Storyyeller / Krakatau

Java decompiler, assembler, and disassembler
GNU General Public License v3.0
1.95k stars 220 forks source link

assembler: parsing error for identifiers starting with "INF" #54

Closed skochinsky closed 8 years ago

skochinsky commented 8 years ago

Simple example: .class A .super java/lang/Object

  .field public static final INFO_TYPE_SERIAL_NUMBER S

  .field public static final INFO_TYPE_SUBJECT S

  .field public static final INFO_TYPE_SUBJECT_ALTERNATIVE_NAME S

  .field public static final INFO_TYPE_SUBJECT_RAW S

.end class

produces:

Syntax error at line 4: unexpected token u'INF' Expected: SYNTHETIC, OP_FIELD, OP_INT, OP_CLASS, TOP, OBJECT, OP_WIDE, OP_LOOKUPSWITCH, OP_CLASS_INT, OP_LBL, PROTECTED, STATIC, SAME, METHODTYPE, OP_NONE, SAME_EXTENDED, NULL, PARAMETER, FINAL, LOCALS, WORD, DEFAULT, INVOKEDYNAMIC, SAME_LOCALS_1_STACK_ITEM_EXTENDED, UTF8, CPINDEX, OP_METHOD_INT, PRIVATE, CHOP, TO, APPEND, INTEGER, ARRAY, STACK, FULL, STRING, OP_DYNAMIC, IS, ENUM, UNINITIALIZEDTHIS, METHOD, FIELD, OP_LDC2, OP_TABLESWITCH, OP_LDC1, METHODHANDLE, OP_METHOD, SAME_LOCALS_1_STACK_ITEM, UNINITIALIZED, FROM, STRING_LITERAL, INT, INTERFACEMETHOD, FLOAT, OP_INT_INT, OP_NEWARR, CLASS, TRANSIENT, VOLATILE, DOUBLE, USING, LONG, PUBLIC, NAMEANDTYPE Found: DOUBLE_LITERAL Current stack: [$end, sep, classwithends, version_opt, class_directive_lines, classdec, superdec, interfacedecs, class_directive_lines, topitems, LexToken(D_FIELD,u'.field',5,38), fflags, LexToken(FINAL,u'final',5,59)]
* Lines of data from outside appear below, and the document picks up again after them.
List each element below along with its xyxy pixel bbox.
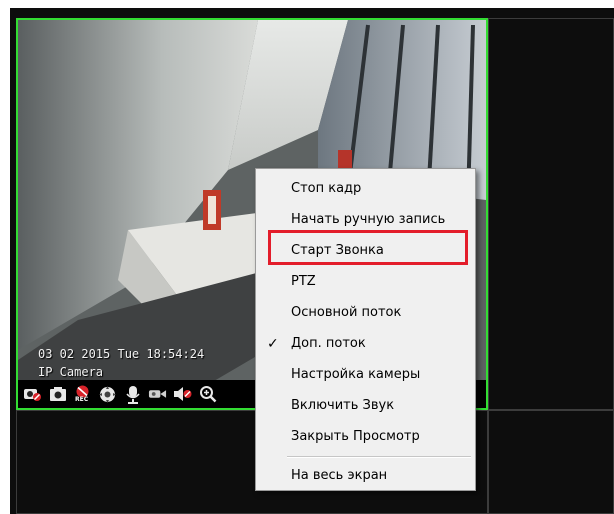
record-icon[interactable]: REC	[73, 385, 92, 404]
osd-datetime: 03 02 2015 Tue 18:54:24	[38, 347, 205, 361]
menu-item-camera-settings[interactable]: Настройка камеры	[256, 360, 475, 390]
menu-item-freeze-frame[interactable]: Стоп кадр	[256, 174, 475, 204]
menu-separator	[287, 456, 471, 458]
menu-item-label: PTZ	[291, 274, 316, 289]
camera-pane-4[interactable]	[488, 410, 614, 514]
menu-item-fullscreen[interactable]: На весь экран	[256, 461, 475, 491]
record-badge: REC	[75, 395, 89, 403]
snapshot-icon[interactable]	[48, 385, 67, 404]
menu-item-label: Доп. поток	[291, 336, 366, 351]
audio-icon[interactable]	[173, 385, 192, 404]
ptz-icon[interactable]	[98, 385, 117, 404]
context-menu: Стоп кадр Начать ручную запись Старт Зво…	[255, 168, 476, 491]
menu-item-label: Стоп кадр	[291, 181, 362, 196]
menu-item-label: Включить Звук	[291, 398, 395, 413]
menu-item-label: Основной поток	[291, 305, 402, 320]
menu-item-main-stream[interactable]: Основной поток	[256, 298, 475, 328]
menu-item-start-call[interactable]: Старт Звонка	[256, 236, 475, 266]
menu-item-label: Старт Звонка	[291, 243, 384, 258]
menu-item-label: Настройка камеры	[291, 367, 421, 382]
camera-pane-2[interactable]	[488, 18, 614, 410]
menu-item-label: На весь экран	[291, 468, 388, 483]
zoom-icon[interactable]	[198, 385, 217, 404]
menu-item-label: Начать ручную запись	[291, 212, 446, 227]
menu-item-enable-sound[interactable]: Включить Звук	[256, 391, 475, 421]
camera-toggle-icon[interactable]	[23, 385, 42, 404]
menu-item-label: Закрыть Просмотр	[291, 429, 420, 444]
osd-camera-name: IP Camera	[38, 365, 104, 379]
camera-settings-icon[interactable]	[148, 385, 167, 404]
menu-item-ptz[interactable]: PTZ	[256, 267, 475, 297]
menu-item-start-manual-record[interactable]: Начать ручную запись	[256, 205, 475, 235]
talk-icon[interactable]	[123, 385, 142, 404]
menu-item-close-view[interactable]: Закрыть Просмотр	[256, 422, 475, 452]
checkmark-icon: ✓	[267, 336, 279, 352]
menu-item-sub-stream[interactable]: ✓ Доп. поток	[256, 329, 475, 359]
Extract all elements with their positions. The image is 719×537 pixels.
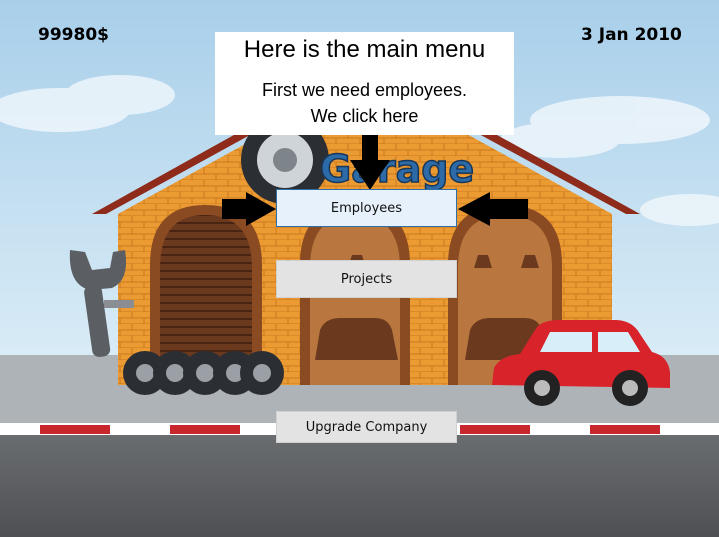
upgrade-company-button[interactable]: Upgrade Company xyxy=(276,411,457,443)
date-display: 3 Jan 2010 xyxy=(581,25,682,45)
tutorial-line-1: First we need employees. xyxy=(261,80,468,100)
tutorial-box: Here is the main menu First we need empl… xyxy=(215,32,514,135)
tire-stack-icon xyxy=(123,351,284,395)
road xyxy=(0,435,719,537)
tutorial-line-2: We click here xyxy=(310,106,419,126)
projects-button[interactable]: Projects xyxy=(276,260,457,298)
tutorial-title: Here is the main menu xyxy=(243,36,486,63)
garage-sign-text: Garage xyxy=(320,147,474,191)
money-display: 99980$ xyxy=(38,25,109,45)
employees-button[interactable]: Employees xyxy=(276,189,457,227)
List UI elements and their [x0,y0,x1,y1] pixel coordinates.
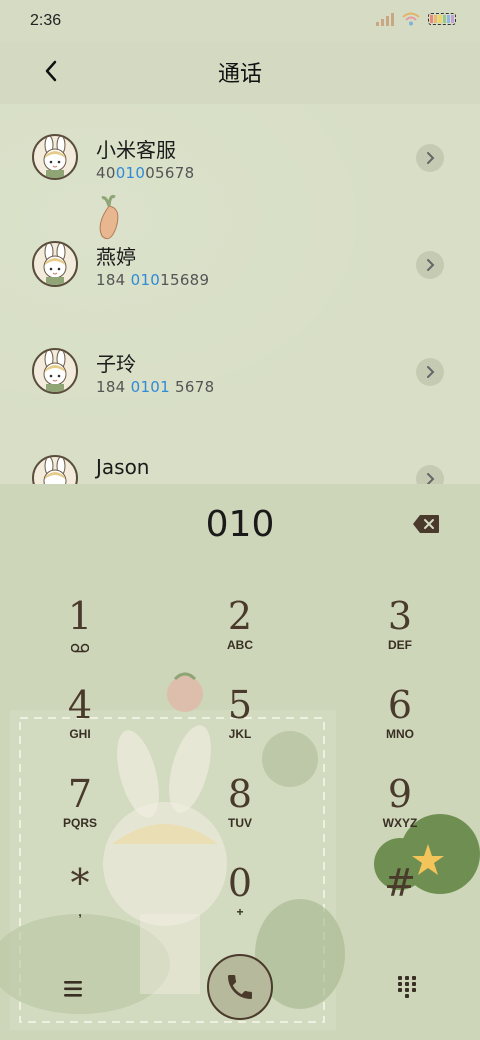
wifi-icon [402,12,420,26]
signal-icon [376,12,394,26]
key-letters: JKL [228,727,252,741]
key-7[interactable]: 7 PQRS [25,772,135,852]
dial-input[interactable]: 010 [0,504,480,545]
contact-detail-button[interactable] [416,465,444,484]
contact-number: 184 01015689 [96,271,210,289]
contact-name: 燕婷 [96,245,136,269]
key-digit: 8 [227,772,253,816]
key-digit: 7 [67,772,93,816]
battery-icon [428,13,456,25]
key-4[interactable]: 4 GHI [25,683,135,763]
key-6[interactable]: 6 MNO [345,683,455,763]
contact-name: 小米客服 [96,138,176,162]
key-2[interactable]: 2 ABC [185,594,295,674]
key-hash[interactable]: # [345,861,455,941]
keypad-icon [398,976,416,998]
avatar [32,348,78,394]
key-letters: TUV [228,816,252,830]
app-header: 通话 [0,42,480,104]
contact-detail-button[interactable] [416,358,444,386]
key-letters: PQRS [62,816,97,830]
key-digit: 2 [227,594,253,638]
key-letters: , [78,905,82,919]
avatar [32,134,78,180]
contact-name: 子玲 [96,352,136,376]
contact-list[interactable]: 小米客服 4001005678 燕婷 184 01015689 子玲 184 0… [0,104,480,484]
key-0[interactable]: 0 + [185,861,295,941]
contact-row[interactable]: 小米客服 4001005678 [0,104,480,210]
menu-button[interactable] [58,974,88,1004]
key-digit: 3 [387,594,413,638]
avatar [32,241,78,287]
key-digit: 1 [67,594,93,638]
key-digit: 4 [67,683,93,727]
key-digit: 6 [387,683,413,727]
dialer-bottom-bar [0,944,480,1034]
key-digit: 9 [387,772,413,816]
chevron-right-icon [427,366,435,378]
key-letters: ABC [227,638,253,652]
contact-row[interactable]: 燕婷 184 01015689 [0,211,480,317]
key-3[interactable]: 3 DEF [345,594,455,674]
dialer-panel: 010 1 2 ABC 3 DEF 4 GHI 5 JKL 6 MNO 7 PQ… [0,484,480,1040]
key-letters: WXYZ [382,816,418,830]
chevron-right-icon [427,473,435,484]
key-9[interactable]: 9 WXYZ [345,772,455,852]
key-digit: 5 [227,683,253,727]
key-1[interactable]: 1 [25,594,135,674]
keypad-toggle-button[interactable] [392,972,422,1002]
key-digit: 0 [227,861,253,905]
menu-icon [64,981,82,997]
contact-row[interactable]: Jason [0,425,480,484]
contact-number: 184 0101 5678 [96,378,215,396]
avatar [32,455,78,484]
backspace-icon [413,515,439,533]
backspace-button[interactable] [412,514,440,534]
chevron-right-icon [427,152,435,164]
phone-icon [228,975,252,999]
voicemail-icon [70,643,90,653]
contact-detail-button[interactable] [416,251,444,279]
contact-row[interactable]: 子玲 184 0101 5678 [0,318,480,424]
contact-number: 4001005678 [96,164,195,182]
key-5[interactable]: 5 JKL [185,683,295,763]
contact-name: Jason [96,455,150,479]
status-bar: 2:36 [0,0,480,42]
key-letters: MNO [386,727,414,741]
status-icons [376,12,456,26]
key-digit: * [70,861,90,905]
key-digit: # [384,861,416,905]
key-8[interactable]: 8 TUV [185,772,295,852]
key-letters: DEF [388,638,412,652]
key-letters: + [236,905,244,919]
call-button[interactable] [207,954,273,1020]
key-letters: GHI [69,727,91,741]
key-star[interactable]: * , [25,861,135,941]
page-title: 通话 [217,62,262,87]
status-time: 2:36 [30,12,62,29]
contact-detail-button[interactable] [416,144,444,172]
chevron-right-icon [427,259,435,271]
The following change in tokenize.py seems to fix it:

float_base = r'''(?:
    [Nn][Aa][Nn]|                                       #Nan
    [-+]?(?:                                            #Inf and normal both use sign
        [Ii][Nn][Ff]\b|                                   #Inf
        \d+\.\d*(?:[eE][+-]?\d+)?|                         #decimal float
        \d+[eE][+-]?\d+|                                   #decimal float with no fraction (exponent mandatory)
        0[xX][0-9a-fA-F]*\.[0-9a-fA-F]+[pP][+-]?\d+        #hexidecimal float
        )
    )
'''

(added \b) in line 4

Storyyeller commented 8 years ago

Good catch. Should I change the way infinity/nan are represented in the next version to avoid the ambiguity?

Storyyeller commented 8 years ago

In the next version, I'm planning to require that Infinity/NaN begin with a sign to avoid the ambiguity. I'm also requiring that all tokens are whitespace separated (which was supposed to be true already, but apparently Ply doesn't work that way).